The purchase of the shares will be funded from Herbalife’s cash on hand and existing credit facility. The share buyback is a part of the nutrition company’s 2018 repurchase program, which takes the total to about $1.5 billion in shares.
Back in 2013, when Icahn Enterprises closed a support agreement with Herbalife as the company was under pressure from short sellers, it agreed to give the activist investor five board seats for as long as it held at least 14 million of its common shares. Following the repurchase deal, which will take Icahn’s holding below this threshold, all five directors resigned from Herbalife’s board of directors on January 3.

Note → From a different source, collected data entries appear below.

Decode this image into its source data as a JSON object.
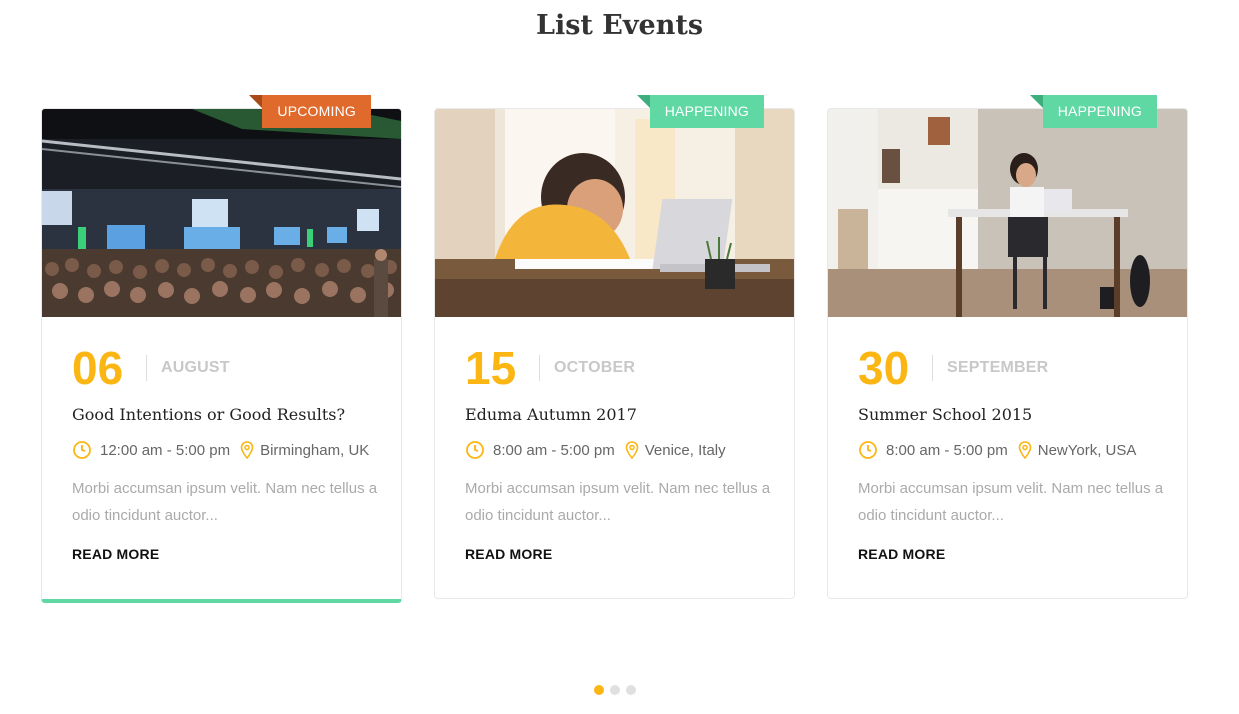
{
  "section": {
    "title": "List Events"
  },
  "events": [
    {
      "status": "UPCOMING",
      "day": "06",
      "month": "AUGUST",
      "title": "Good Intentions or Good Results?",
      "time": "12:00 am - 5:00 pm",
      "location": "Birmingham, UK",
      "excerpt": "Morbi accumsan ipsum velit. Nam nec tellus a odio tincidunt auctor...",
      "read_more": "READ MORE"
    },
    {
      "status": "HAPPENING",
      "day": "15",
      "month": "OCTOBER",
      "title": "Eduma Autumn 2017",
      "time": "8:00 am - 5:00 pm",
      "location": "Venice, Italy",
      "excerpt": "Morbi accumsan ipsum velit. Nam nec tellus a odio tincidunt auctor...",
      "read_more": "READ MORE"
    },
    {
      "status": "HAPPENING",
      "day": "30",
      "month": "SEPTEMBER",
      "title": "Summer School 2015",
      "time": "8:00 am - 5:00 pm",
      "location": "NewYork, USA",
      "excerpt": "Morbi accumsan ipsum velit. Nam nec tellus a odio tincidunt auctor...",
      "read_more": "READ MORE"
    }
  ],
  "carousel": {
    "pages": 3,
    "active_page": 1
  },
  "colors": {
    "accent": "#fbb614",
    "upcoming": "#e06a2b",
    "happening": "#5fd8a4",
    "muted": "#aaaaaa"
  },
  "icons": {
    "time": "clock-icon",
    "location": "map-pin-icon"
  }
}
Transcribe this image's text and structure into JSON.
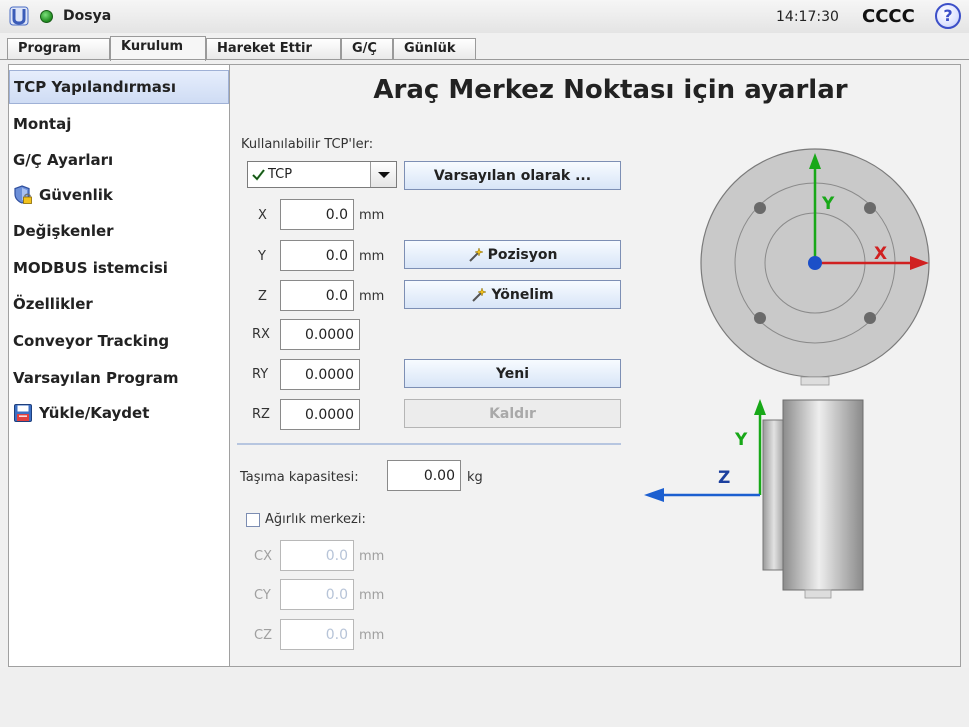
{
  "topbar": {
    "file_menu": "Dosya",
    "clock": "14:17:30",
    "robot_name": "CCCC",
    "help": "?"
  },
  "tabs": [
    {
      "label": "Program"
    },
    {
      "label": "Kurulum"
    },
    {
      "label": "Hareket Ettir"
    },
    {
      "label": "G/Ç"
    },
    {
      "label": "Günlük"
    }
  ],
  "sidebar": {
    "items": [
      {
        "label": "TCP Yapılandırması"
      },
      {
        "label": "Montaj"
      },
      {
        "label": "G/Ç Ayarları"
      },
      {
        "label": "Güvenlik",
        "icon": "shield-lock-icon"
      },
      {
        "label": "Değişkenler"
      },
      {
        "label": "MODBUS istemcisi"
      },
      {
        "label": "Özellikler"
      },
      {
        "label": "Conveyor Tracking"
      },
      {
        "label": "Varsayılan Program"
      },
      {
        "label": "Yükle/Kaydet",
        "icon": "floppy-disk-icon"
      }
    ]
  },
  "main": {
    "title": "Araç Merkez Noktası için ayarlar",
    "available_tcps_label": "Kullanılabilir TCP'ler:",
    "tcp_select_value": "TCP",
    "set_default_button": "Varsayılan olarak ...",
    "fields": {
      "x": {
        "label": "X",
        "value": "0.0",
        "unit": "mm"
      },
      "y": {
        "label": "Y",
        "value": "0.0",
        "unit": "mm"
      },
      "z": {
        "label": "Z",
        "value": "0.0",
        "unit": "mm"
      },
      "rx": {
        "label": "RX",
        "value": "0.0000"
      },
      "ry": {
        "label": "RY",
        "value": "0.0000"
      },
      "rz": {
        "label": "RZ",
        "value": "0.0000"
      }
    },
    "position_button": "Pozisyon",
    "orientation_button": "Yönelim",
    "new_button": "Yeni",
    "remove_button": "Kaldır",
    "payload": {
      "label": "Taşıma kapasitesi:",
      "value": "0.00",
      "unit": "kg"
    },
    "center_of_gravity_label": "Ağırlık merkezi:",
    "center_of_gravity_checked": false,
    "cog": {
      "cx": {
        "label": "CX",
        "value": "0.0",
        "unit": "mm"
      },
      "cy": {
        "label": "CY",
        "value": "0.0",
        "unit": "mm"
      },
      "cz": {
        "label": "CZ",
        "value": "0.0",
        "unit": "mm"
      }
    },
    "diagram": {
      "front_axes": {
        "x": "X",
        "y": "Y"
      },
      "side_axes": {
        "y": "Y",
        "z": "Z"
      },
      "colors": {
        "x_axis": "#d02020",
        "y_axis": "#18a818",
        "z_axis": "#1c5fd0"
      }
    }
  }
}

“When I began purchasing the shares, I believed it was undervalued for extraneous reasons that I thought made little sense,” Icahn stated. “At the time, I believed the company was in need of an activist and that certainly turned out to be correct. Yet, the time for activism has passed as the company has grown, and I don’t typically invest billions of dollars in companies where our role as activist is not needed.”
“That being said, Herbalife Nutrition’s products and business opportunity are needed now more than ever, and I look forward to remaining a shareholder of the company,” he summed up.
Shares in Herbalife have recovered after hitting a low in March and are now trading almost 1% higher than a year ago, as the company has been benefiting from the recent trend of consumer preferences for a healthy lifestyle during the coronavirus pandemic. (See Herbalife stock analysis on TipRanks)
Citigroup analyst Wendy Nicholson last month raised the stock’s price target to $66 from $63 and reiterated a Buy rating as she slightly adjusted earnings estimates to account for a better outlook for interest expense and share count. The new PT implies 37% upside potential over the coming 12 months.